The ABCs of gentrification's most contentious food group. You already know what Q is.
Image by Kat Aileen

Amaranth

Amaranth is tiny gluten-free seedlike grain. The individual kernels have those same spermy tails that quinoa does; it's sort of like mini-quinoa. I would describe the flavor of plain amaranth as nutty/dusty. You are most likely to encounter it milled into flour in gluten-free foods that tout their "multi-grain" or "ancient grain" -ness, but you can also make plain whole-grain amaranth into a soggy, goopy pilaf or a gritty porridge. Why would you do this? The only reason I can think of is it's that like an exfoliating scrub for your intestines.

Bulgur

Tabouli is so easy to make, I used to eat almost nothing else in the summertime. You just pour boiling water over bulgur wheat, let it absorb, then add olive oil, salt and crushed garlic and let it chill in the fridge for a couple of hours. When you're ready to eat, remove the garlic clove and add a ton of lemon juice and chopped parsley, some chopped mint, thinly sliced scallions, diced tomatoes and salt and pepper to taste. You could also add diced cucumber or small pieces of bell pepper if you're into that. It's a perfect dish to bring to a barbecue. If you can't eat wheat you can sub another cooked grain but nothing absorbs the flavors as well as bulgur.

Celiac disease

I have celiac disease, which is why I'm an authority here. People with this ailment can't digest gluten, a gluelike protein found in wheat, rye, and barley that gives baked goods their chewiness.
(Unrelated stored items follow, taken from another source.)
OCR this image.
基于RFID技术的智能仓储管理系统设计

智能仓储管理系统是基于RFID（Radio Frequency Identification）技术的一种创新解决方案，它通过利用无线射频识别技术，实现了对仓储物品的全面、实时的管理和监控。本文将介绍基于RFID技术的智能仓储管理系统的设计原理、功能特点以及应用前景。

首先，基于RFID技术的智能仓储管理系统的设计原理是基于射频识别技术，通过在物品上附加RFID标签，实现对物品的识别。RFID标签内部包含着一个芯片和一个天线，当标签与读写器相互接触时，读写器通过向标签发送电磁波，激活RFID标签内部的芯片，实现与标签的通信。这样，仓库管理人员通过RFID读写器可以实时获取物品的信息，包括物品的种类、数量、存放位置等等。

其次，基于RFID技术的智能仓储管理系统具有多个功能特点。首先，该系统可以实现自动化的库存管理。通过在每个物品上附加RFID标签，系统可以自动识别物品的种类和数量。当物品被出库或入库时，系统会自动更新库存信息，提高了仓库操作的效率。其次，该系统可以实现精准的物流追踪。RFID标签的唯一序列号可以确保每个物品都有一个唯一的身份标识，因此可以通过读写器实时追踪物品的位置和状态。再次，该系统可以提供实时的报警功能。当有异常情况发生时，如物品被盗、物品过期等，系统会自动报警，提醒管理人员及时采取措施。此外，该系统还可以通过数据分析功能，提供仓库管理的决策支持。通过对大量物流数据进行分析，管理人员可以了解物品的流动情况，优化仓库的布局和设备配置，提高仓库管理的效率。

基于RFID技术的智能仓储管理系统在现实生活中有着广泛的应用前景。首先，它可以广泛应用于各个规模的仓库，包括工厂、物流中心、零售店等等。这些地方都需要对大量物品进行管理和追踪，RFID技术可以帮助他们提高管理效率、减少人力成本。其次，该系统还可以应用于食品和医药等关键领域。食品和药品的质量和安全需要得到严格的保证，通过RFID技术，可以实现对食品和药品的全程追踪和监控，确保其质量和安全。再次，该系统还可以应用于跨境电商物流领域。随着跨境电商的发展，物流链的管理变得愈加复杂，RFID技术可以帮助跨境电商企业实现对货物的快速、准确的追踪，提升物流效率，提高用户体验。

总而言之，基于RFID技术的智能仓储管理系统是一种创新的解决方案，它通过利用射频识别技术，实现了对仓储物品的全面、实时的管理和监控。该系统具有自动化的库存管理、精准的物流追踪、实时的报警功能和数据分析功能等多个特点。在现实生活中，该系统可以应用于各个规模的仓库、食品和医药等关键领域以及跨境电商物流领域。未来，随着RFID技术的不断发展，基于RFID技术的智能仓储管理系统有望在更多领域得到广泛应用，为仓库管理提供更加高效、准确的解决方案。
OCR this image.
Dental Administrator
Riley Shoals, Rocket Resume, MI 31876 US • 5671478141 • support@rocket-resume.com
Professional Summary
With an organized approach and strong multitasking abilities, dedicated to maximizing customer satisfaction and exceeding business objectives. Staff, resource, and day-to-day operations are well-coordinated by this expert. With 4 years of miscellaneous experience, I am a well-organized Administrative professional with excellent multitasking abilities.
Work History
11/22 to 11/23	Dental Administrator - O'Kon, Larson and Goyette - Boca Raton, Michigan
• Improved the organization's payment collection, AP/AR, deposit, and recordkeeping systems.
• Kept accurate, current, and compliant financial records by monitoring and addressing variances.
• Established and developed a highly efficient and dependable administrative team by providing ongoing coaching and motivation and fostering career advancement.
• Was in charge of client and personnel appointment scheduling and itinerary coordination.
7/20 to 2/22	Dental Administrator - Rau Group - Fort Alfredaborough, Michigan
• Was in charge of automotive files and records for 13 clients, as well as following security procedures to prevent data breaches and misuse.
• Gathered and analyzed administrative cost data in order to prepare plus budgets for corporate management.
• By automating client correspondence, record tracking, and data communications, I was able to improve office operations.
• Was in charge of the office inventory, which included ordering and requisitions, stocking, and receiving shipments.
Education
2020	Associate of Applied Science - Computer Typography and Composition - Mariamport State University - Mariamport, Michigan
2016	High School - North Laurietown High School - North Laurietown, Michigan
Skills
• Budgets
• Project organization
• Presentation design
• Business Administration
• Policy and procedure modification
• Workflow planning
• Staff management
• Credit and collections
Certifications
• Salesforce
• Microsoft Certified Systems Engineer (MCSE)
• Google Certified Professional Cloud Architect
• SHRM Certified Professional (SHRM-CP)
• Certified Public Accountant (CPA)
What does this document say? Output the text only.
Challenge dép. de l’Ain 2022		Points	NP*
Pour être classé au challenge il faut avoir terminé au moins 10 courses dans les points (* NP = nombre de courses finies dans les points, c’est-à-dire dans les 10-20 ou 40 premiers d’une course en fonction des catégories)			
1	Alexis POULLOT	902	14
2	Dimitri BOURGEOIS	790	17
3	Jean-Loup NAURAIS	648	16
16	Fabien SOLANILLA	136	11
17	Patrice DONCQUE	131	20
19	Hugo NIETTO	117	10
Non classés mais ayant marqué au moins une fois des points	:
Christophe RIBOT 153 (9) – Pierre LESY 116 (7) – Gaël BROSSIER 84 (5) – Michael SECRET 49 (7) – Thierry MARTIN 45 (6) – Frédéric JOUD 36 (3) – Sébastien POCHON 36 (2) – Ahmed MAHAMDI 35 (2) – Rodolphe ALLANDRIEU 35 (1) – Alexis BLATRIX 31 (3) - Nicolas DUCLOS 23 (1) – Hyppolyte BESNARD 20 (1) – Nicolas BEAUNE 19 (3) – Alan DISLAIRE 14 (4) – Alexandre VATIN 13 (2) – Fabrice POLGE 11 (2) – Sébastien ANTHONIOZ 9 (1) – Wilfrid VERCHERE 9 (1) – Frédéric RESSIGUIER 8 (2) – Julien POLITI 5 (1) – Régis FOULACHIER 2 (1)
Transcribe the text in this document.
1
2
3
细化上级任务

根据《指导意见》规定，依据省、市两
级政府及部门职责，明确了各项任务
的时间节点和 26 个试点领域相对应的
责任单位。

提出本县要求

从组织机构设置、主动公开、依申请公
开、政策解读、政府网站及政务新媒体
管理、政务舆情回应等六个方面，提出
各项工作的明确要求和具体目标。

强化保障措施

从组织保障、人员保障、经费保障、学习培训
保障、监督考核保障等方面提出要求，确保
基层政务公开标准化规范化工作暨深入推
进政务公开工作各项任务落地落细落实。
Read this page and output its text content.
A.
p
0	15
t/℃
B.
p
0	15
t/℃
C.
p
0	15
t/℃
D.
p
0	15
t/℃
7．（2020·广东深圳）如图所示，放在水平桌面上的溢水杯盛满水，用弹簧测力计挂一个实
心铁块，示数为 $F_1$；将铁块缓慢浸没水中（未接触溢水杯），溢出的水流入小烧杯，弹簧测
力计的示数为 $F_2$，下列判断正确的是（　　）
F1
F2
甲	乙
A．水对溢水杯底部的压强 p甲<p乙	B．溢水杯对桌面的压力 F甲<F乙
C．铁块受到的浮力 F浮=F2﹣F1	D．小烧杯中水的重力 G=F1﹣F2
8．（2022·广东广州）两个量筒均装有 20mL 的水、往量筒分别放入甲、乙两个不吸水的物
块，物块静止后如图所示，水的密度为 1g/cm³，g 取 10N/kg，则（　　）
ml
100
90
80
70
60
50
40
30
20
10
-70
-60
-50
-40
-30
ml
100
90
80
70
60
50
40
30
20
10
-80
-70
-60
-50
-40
When people with celiac eat wheat, they not only feel like shit, part of their intestinal lining gets damaged.

Doubtless you already know this; if you've had a stomachache in the past five years you've probably googled the symptoms and convinced yourself you have a gluten intolerance at the very least. It's become sort of a catchall explanation for everything from fatigue to acne. But unless you've had a blood test and a colonoscopy/endoscopy and gotten a real diagnosis go ahead and eat that slice of birthday cake. Please. Do it for me and other people who truly can't! Wheat is delicious and unless you're certain that eating it makes you sick, there's no health reason to avoid it.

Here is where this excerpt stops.